O policial militar Ailton Vital da Silva, de 37 anos, suspeito de ter executado no dia 12 Dileone Lacerda Aquino, no Cemitério das Palmeiras, em Ferraz de Vasconcelos, já se envolveu em outros três casos de resistência seguida de morte. Já o outro policial que o acompanhava na ocorrência, Filipe Daniel Silva, de 28 anos, nunca havia se envolvido em um caso de resistência seguida de morte.

Bruno Paes Manso, O Estado de S.Paulo

06 de abril de 2011 | 00h00

Os outros casos de resistência seguida de morte em que Vital da Silva se envolveu ocorreram em 2004, 2008 e 2009. Segundo o capitão Emerson Massera, porta-voz da Polícia Militar, a suposta execução ocorrida no dia 12 de março não justifica necessariamente a reabertura dos casos. "Esse pedido de reabertura não cabe à polícia, mas ao Ministério Público.

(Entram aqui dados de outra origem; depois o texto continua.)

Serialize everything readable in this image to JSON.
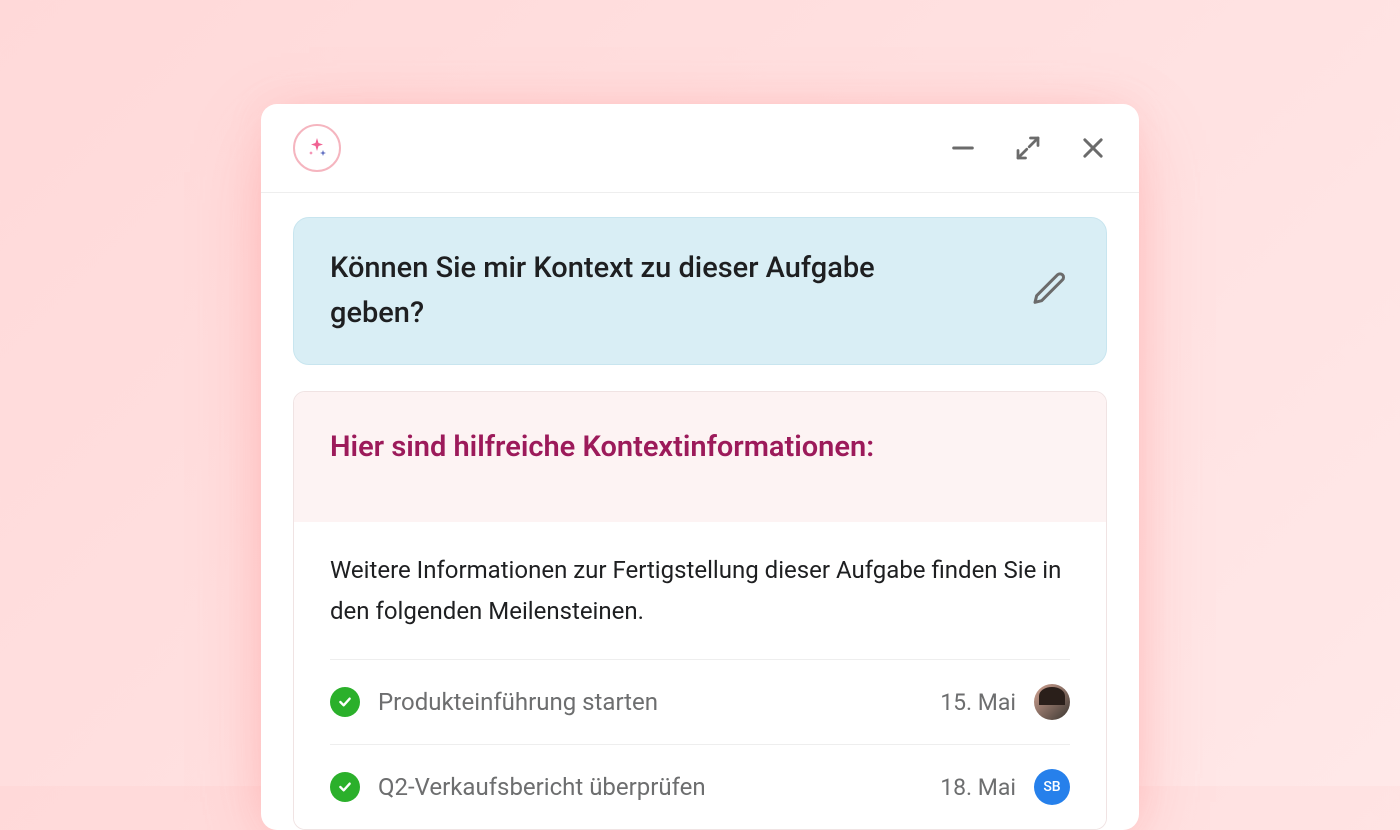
{
  "prompt": {
    "text": "Können Sie mir Kontext zu dieser Aufgabe geben?"
  },
  "response": {
    "title": "Hier sind hilfreiche Kontextinformationen:",
    "description": "Weitere Informationen zur Fertigstellung dieser Aufgabe finden Sie in den folgenden Meilensteinen."
  },
  "tasks": [
    {
      "title": "Produkteinführung starten",
      "date": "15. Mai",
      "assignee_type": "photo",
      "assignee_initials": ""
    },
    {
      "title": "Q2-Verkaufsbericht überprüfen",
      "date": "18. Mai",
      "assignee_type": "initials",
      "assignee_initials": "SB"
    }
  ]
}
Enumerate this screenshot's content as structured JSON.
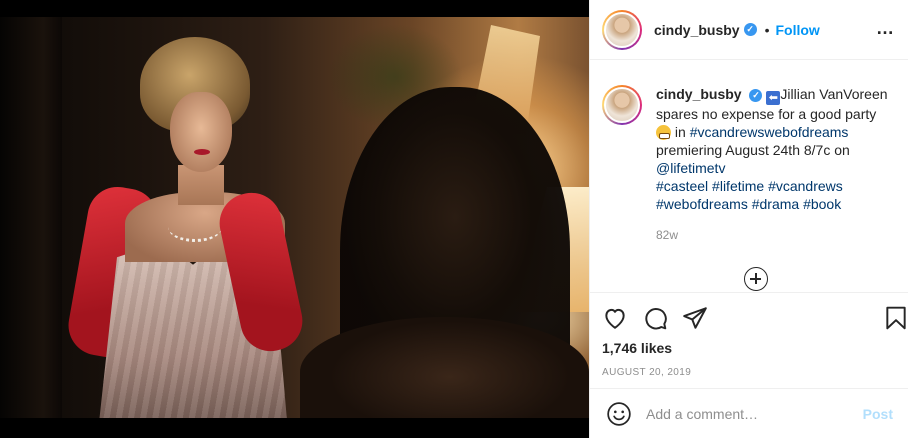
{
  "post": {
    "image_alt": "photo"
  },
  "header": {
    "username": "cindy_busby",
    "separator": "•",
    "follow_label": "Follow",
    "more_icon": "…"
  },
  "caption": {
    "username": "cindy_busby",
    "arrow_emoji": "⬅",
    "text_1": "Jillian VanVoreen spares no expense for a good party",
    "text_2": " in ",
    "hashtag_1": "#vcandrewswebofdreams",
    "text_3": " premiering August 24th 8/7c on ",
    "mention": "@lifetimetv",
    "hashtags": [
      "#casteel",
      "#lifetime",
      "#vcandrews",
      "#webofdreams",
      "#drama",
      "#book"
    ],
    "time_ago": "82w"
  },
  "actions": {
    "likes": "1,746 likes",
    "date": "AUGUST 20, 2019"
  },
  "comment": {
    "placeholder": "Add a comment…",
    "post_label": "Post"
  },
  "colors": {
    "accent": "#0095f6",
    "verified": "#3897f0",
    "post_disabled": "#b2dffc",
    "muted": "#8e8e8e"
  },
  "icons": [
    "more-icon",
    "verified-icon",
    "load-more-icon",
    "heart-icon",
    "comment-icon",
    "share-icon",
    "bookmark-icon",
    "emoji-icon"
  ]
}
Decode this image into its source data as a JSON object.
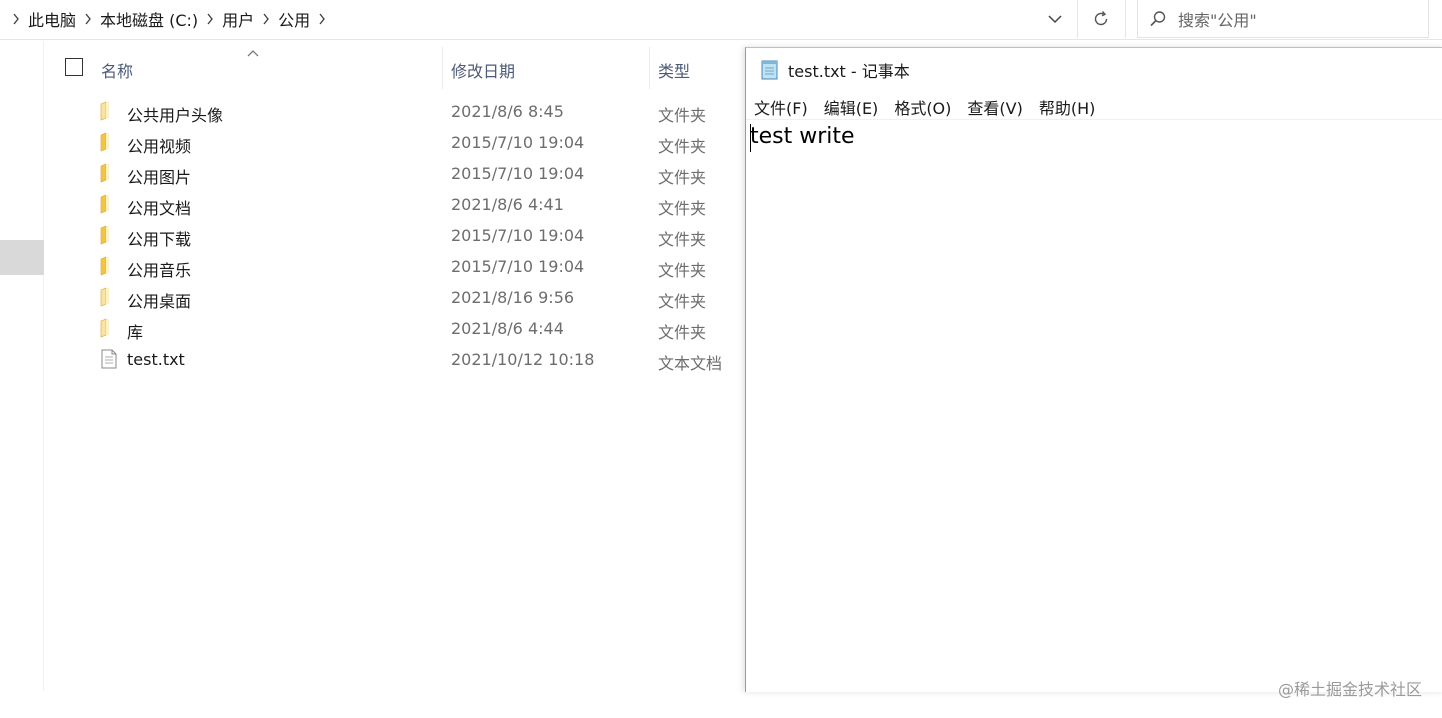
{
  "breadcrumb": {
    "items": [
      "此电脑",
      "本地磁盘 (C:)",
      "用户",
      "公用"
    ]
  },
  "search": {
    "placeholder": "搜索\"公用\""
  },
  "file_list": {
    "columns": {
      "name": "名称",
      "date": "修改日期",
      "type": "类型"
    },
    "rows": [
      {
        "name": "公共用户头像",
        "date": "2021/8/6 8:45",
        "type": "文件夹",
        "icon": "folder-icon"
      },
      {
        "name": "公用视频",
        "date": "2015/7/10 19:04",
        "type": "文件夹",
        "icon": "folder-icon"
      },
      {
        "name": "公用图片",
        "date": "2015/7/10 19:04",
        "type": "文件夹",
        "icon": "folder-icon"
      },
      {
        "name": "公用文档",
        "date": "2021/8/6 4:41",
        "type": "文件夹",
        "icon": "folder-icon"
      },
      {
        "name": "公用下载",
        "date": "2015/7/10 19:04",
        "type": "文件夹",
        "icon": "folder-icon"
      },
      {
        "name": "公用音乐",
        "date": "2015/7/10 19:04",
        "type": "文件夹",
        "icon": "folder-icon"
      },
      {
        "name": "公用桌面",
        "date": "2021/8/16 9:56",
        "type": "文件夹",
        "icon": "folder-icon"
      },
      {
        "name": "库",
        "date": "2021/8/6 4:44",
        "type": "文件夹",
        "icon": "folder-icon"
      },
      {
        "name": "test.txt",
        "date": "2021/10/12 10:18",
        "type": "文本文档",
        "icon": "text-file-icon"
      }
    ]
  },
  "notepad": {
    "title": "test.txt - 记事本",
    "menus": [
      "文件(F)",
      "编辑(E)",
      "格式(O)",
      "查看(V)",
      "帮助(H)"
    ],
    "content": "test write"
  },
  "watermark": "@稀土掘金技术社区",
  "colors": {
    "folder": "#f4c542",
    "header_text": "#4d5a78",
    "secondary_text": "#6d6d6d",
    "nav_selected": "#d9d9d9"
  }
}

Na época em que esses casos ocorreram, foram feitos Inquéritos Policiais Militares (IPMs) que não apontaram suspeitas de execução", diz.

Abaixo da média. A 4.ª Companhia do 29.º Batalhão da Polícia Militar, segundo avaliação do comando, não costuma registrar problemas sérios de violência. A violência na companhia, aliás, costuma ficar um pouco abaixo da média aceitável - entre 3 e 4 ocorrências de resistências seguidas de morte por ano. "Essa companhia registrou números um pouco abaixo da média", garante Massera.